Servitude monétaire et monéteisme
Considérée dans son principe fondamental, la monnaie est une institution publique : le droit de battre-monnaie est un attribut de la souveraineté politique ! En sorte que seuls les Etats, ou leurs groupements, sont légitimement fondés à détenir ce droit de battre-monnaie.
Par conséquent, chaque fois que la monnaie cesse d’être conforme à son principe, c’est-à-dire chaque fois que les mécanismes de la création monétaire sont contrôlés par des entités privées, il y a distorsion de la réalité monétaire rapportée aux principes sensés la gouverner : il y a désordre monétaire ; lequel désordre se traduit par un asservissement monétaire de tous par quelques uns que je nomme « monétéistes ».
Privatisation du droit battre-monnaie
Or, de nos jours, les principales monnaies dans lesquelles s’opèrent les transactions économiques et financières mondiales (à savoir £, $, €) sont contrôlées par des institutions privées appartenant à un petit groupe de familles, à une oligarchie monétéiste : les « Maîtres de la Monnaie ». En sorte que l’économie dite moderne n’est plus simplement capitaliste, au sens où elle serait dominée par les propriétaires du capital ; elle est plutôt monétéiste, parce que dominée par ceux dont la fonction systémique radicale consiste à monopoliser le droit de battre-monnaie.
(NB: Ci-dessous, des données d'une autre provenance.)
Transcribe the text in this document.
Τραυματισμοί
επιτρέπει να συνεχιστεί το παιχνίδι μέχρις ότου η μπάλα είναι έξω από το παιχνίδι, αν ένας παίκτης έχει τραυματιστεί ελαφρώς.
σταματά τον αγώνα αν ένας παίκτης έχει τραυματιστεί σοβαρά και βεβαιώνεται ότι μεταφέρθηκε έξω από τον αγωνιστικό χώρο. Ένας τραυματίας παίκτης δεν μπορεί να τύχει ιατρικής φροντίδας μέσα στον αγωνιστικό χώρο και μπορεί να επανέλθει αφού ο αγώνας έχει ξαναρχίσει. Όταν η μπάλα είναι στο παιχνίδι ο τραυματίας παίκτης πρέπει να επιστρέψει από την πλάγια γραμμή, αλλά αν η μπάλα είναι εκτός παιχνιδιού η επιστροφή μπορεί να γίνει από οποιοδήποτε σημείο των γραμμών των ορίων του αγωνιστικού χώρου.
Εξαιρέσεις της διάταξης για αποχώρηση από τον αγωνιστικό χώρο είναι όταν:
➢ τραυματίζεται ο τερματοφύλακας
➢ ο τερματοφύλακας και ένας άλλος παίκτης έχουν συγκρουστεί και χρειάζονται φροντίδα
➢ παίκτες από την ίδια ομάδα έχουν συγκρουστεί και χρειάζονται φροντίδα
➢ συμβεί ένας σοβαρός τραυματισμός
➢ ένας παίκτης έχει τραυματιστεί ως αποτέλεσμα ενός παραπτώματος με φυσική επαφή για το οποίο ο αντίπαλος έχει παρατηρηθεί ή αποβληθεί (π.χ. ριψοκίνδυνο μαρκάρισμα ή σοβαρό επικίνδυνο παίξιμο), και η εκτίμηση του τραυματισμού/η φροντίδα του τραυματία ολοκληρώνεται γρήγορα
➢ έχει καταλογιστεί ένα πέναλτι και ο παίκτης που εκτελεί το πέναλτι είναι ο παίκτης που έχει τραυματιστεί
Produisant les signes monétaires à volonté, et de manière discrétionnaire, les Maîtres-de-la-monnaie sont potentiellement propriétaires de tout ce qui se vend ou s’achète avec ces signes monétaires ; en particulier les ressources stratégiques mondiales (iridium, diamant, coltan, uranium, pétrole, etc.) et les multinationales qui les exploitent. Ainsi, par exemple, le coltan de la RDC appartient en dernier ressort aux propriétaires du US$, monnaie dans laquelle sont libellées les transactions internationales de coltan.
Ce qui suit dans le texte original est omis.